Tel est le parti pris de Daniel Ray, co-auteur avec William Sabadie de « Marketing relationnel : Rentabiliser les politiques de satisfaction, fidélité, réclamation » (Éditions Dunod), qui répond aux questions de MRNews.

 

MRNews : Les ouvrages publiés sur le thème de la satisfaction et de la fidélité des clients ne manquent pas. Pourquoi avez-vous ressenti le besoin d’en écrire un de plus ?

Daniel Ray : L’idée du livre est née d’un constat : aussi surprenant que cela puisse paraitre, les politiques de gestion de la relation client reposent plus sur des « croyances » ou des idées toutes faites que sur des bases réellement objectives. Il semble acquis par exemple que les clients fidèles rapportent plus à l’entreprise. Ou bien que les clients qui ont le plus confiance dans l’entreprise sont nécessairement ses meilleurs « ambassadeurs ». Et si c’était faux, ou en tout cas plus complexe qu’il n’y parait ? Et si ce genre d’affirmations ne s’avérait vrai que sous certaines conditions ? De très nombreux chercheurs travaillent en effet sur ces sujets depuis des dizaines d’années, et leurs résultats (qui les connaît d’ailleurs… ?) sont souvent en totale contradiction avec certaines de ces affirmations toutes faites, affirmations qui guident pourtant la plupart des politiques actuelles de relation client.
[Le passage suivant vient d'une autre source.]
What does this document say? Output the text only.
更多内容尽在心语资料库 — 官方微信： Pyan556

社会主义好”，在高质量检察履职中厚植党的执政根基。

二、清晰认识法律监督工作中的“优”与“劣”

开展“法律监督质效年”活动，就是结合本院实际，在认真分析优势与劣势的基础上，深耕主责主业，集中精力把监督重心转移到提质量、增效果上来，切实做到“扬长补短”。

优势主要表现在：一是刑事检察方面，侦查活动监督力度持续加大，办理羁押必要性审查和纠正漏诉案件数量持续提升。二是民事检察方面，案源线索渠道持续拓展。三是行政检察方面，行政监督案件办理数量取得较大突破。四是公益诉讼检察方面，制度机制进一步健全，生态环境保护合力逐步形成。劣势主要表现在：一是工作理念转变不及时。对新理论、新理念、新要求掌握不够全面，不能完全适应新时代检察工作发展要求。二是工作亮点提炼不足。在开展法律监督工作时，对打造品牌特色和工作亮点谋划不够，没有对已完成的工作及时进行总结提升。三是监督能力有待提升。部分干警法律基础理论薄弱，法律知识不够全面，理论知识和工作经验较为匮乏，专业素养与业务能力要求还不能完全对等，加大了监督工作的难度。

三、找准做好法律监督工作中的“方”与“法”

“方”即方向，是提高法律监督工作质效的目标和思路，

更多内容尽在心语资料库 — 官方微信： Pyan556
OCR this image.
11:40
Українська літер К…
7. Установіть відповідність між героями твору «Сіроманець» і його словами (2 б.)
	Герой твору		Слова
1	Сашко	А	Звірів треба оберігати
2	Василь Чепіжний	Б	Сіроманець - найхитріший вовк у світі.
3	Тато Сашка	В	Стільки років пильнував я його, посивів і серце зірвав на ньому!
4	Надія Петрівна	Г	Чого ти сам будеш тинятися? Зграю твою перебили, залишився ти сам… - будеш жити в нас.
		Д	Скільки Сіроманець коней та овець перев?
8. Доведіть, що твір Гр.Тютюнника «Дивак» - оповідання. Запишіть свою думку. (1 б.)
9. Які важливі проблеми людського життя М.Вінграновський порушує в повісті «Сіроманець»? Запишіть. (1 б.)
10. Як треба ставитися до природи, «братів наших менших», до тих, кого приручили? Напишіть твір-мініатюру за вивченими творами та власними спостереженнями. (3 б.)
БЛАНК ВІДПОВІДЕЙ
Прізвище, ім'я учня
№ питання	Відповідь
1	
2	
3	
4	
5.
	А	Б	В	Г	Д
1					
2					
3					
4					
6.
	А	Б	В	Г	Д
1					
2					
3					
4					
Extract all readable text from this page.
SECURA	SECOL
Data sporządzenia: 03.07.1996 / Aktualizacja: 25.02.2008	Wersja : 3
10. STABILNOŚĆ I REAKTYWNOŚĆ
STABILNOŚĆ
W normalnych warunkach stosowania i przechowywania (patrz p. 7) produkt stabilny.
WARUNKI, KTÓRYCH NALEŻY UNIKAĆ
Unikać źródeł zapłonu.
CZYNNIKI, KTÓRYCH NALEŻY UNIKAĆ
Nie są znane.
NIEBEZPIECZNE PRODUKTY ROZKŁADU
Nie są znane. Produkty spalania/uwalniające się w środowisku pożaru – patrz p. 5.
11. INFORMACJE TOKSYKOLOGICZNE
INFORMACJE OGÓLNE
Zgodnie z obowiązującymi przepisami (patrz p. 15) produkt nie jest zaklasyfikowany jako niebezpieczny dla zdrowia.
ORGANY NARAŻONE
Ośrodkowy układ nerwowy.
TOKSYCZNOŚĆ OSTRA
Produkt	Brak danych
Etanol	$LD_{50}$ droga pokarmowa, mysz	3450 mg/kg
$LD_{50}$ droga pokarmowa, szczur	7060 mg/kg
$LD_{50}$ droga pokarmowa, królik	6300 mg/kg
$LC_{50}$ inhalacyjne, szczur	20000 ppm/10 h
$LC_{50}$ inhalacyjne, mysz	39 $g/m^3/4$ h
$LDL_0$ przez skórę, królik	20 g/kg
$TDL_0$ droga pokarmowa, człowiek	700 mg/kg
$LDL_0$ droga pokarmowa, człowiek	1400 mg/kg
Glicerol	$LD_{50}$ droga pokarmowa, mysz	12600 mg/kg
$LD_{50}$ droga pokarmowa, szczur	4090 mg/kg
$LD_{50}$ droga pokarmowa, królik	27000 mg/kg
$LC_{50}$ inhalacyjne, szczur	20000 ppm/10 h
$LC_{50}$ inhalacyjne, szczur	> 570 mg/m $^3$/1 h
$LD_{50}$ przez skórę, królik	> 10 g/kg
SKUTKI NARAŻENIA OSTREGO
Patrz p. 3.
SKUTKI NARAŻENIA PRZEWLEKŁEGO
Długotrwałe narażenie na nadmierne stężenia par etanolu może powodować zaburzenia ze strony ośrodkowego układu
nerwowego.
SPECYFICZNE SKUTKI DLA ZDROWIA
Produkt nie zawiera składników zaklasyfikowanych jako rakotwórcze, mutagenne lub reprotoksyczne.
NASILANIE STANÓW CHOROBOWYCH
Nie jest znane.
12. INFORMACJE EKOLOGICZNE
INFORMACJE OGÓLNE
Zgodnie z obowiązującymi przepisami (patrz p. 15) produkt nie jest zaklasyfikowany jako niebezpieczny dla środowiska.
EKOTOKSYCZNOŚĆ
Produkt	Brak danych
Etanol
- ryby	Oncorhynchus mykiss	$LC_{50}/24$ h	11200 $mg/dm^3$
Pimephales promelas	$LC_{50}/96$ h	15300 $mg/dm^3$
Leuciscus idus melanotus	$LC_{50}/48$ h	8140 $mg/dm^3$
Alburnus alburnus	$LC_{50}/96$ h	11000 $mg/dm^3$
Dans le même temps, de plus en plus d’entreprises nous consultent en se plaignant du manque de rentabilité de leurs politiques de relation client. L’idée de l’ouvrage est donc née du choc de ces deux constats : d’un coté des entreprises en manque de ROI et de l’autre des recherches qui proposent un certain nombre de solutions, ou tout au moins des guidelines pour éviter certains écueils. Nous avons donc cherché à digérer ces recherches, puis à construire une démarche complète et structurante afin de les restituer de façon claire et surtout opérationnelle. Ce livre est donc un ouvrage pratique fondé sur des contenus scientifiques. Pour autant, le lecteur ne doit pas s’attendre à des solutions simplistes résumées en une phrase… Mais aujourd’hui, en matière de relation client, qui croit encore à l’existence de solutions miracles qui fonctionnent dans tous les cas ?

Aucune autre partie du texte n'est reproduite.